Sunday, 18 December 2011

Ein Kerem

I have just returned from twelve days in the Holy Land. In fact, I just got back late on Friday evening. It has been both interesting and exciting to spend part of Advent visiting many of the places where Jesus lived and taught.

One of the first places we visited was Ein Kerem, the beautiful village where John the Baptist was born and grew up. Ein Kerem is quite hilly with beautiful views across the valley. Someone living there in John’s time would probably have been relatively well off. When we got there, we went first to a spring known as Mary’s spring – and there we were reminded of the importance of wells and springs in Jesus’ day, both for the water they supplied, but also because they were a gathering place for the women.
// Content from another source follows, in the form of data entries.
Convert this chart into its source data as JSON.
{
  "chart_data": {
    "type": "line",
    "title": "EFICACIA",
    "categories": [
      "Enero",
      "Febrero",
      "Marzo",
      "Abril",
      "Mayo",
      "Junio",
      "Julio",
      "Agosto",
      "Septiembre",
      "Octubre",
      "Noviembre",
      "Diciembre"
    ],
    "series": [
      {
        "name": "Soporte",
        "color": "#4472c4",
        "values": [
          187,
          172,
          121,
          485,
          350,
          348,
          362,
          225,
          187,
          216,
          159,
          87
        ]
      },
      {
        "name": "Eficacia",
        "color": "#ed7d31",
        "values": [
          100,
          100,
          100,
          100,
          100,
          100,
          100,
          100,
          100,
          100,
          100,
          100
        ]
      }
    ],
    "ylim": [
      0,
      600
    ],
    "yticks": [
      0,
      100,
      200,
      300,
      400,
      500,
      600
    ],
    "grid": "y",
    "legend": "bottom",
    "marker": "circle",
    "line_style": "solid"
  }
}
Just as today we might meet in the school playground or the supermarket, they met at the well and there exchanged the news and the gossip. Today we have so many means of communication, texting, emails, all the social networking, as well as the telephone and the letter. It was not so then – and it was important that they took the opportunities that were there to share news. Have you heard … ? Did you know ….? I always think it interesting to reflect on what is the news that we pass on. It is so easy to spread rumour and gossip, but what we are called to do is spread the Good News, the Gospel. Go and tell. I wonder what are the things that we are going and telling. What is it that we want to share?

From the spring we climbed a steep hill to the Church of the Visitation. The Church of the Visitation was completed in 1955 to a design by Antonio Barluzzi. It was built to commemorate Mary’s visit to Elizabeth - there they were, both expecting babies, and both, it might be assumed, should not have been in that state. Why did Mary go to visit Elizabeth? Was it because she wanted to share her good news? Or might it just be that Mary was sent there to get her out of the way for a bit? How scandalous that she was unmarried and pregnant! And Elizabeth wasn’t much better. She was probably the source of gossip too. She was married all right, but you shouldn’t be having babies at her age. As Calvin Miller says: “Elizabeth must have found her joyous old-age pregnancy the brunt of community gossip”, adding, “She stood with one foot in the grave and the other in the neonatal ward.” How do we respond to the scandal of the Gospel? What do we do with those awkward things that come our way?

Mary, of course, responded by writing a fantastic song, the one that we now know as the Magnificat – and on a wall in the grounds of the church was written, as gifts from many nations, the Magnificat on plaques in many different languages. There it was in Greek, in Hebrew, in Arabic. It was in Spanish and French, Swahili and English and many more. The Magnificat has many important things to say to us about God’s care for the disadvantaged. Are we ready to listen? Are we ready to hear the message of liberation?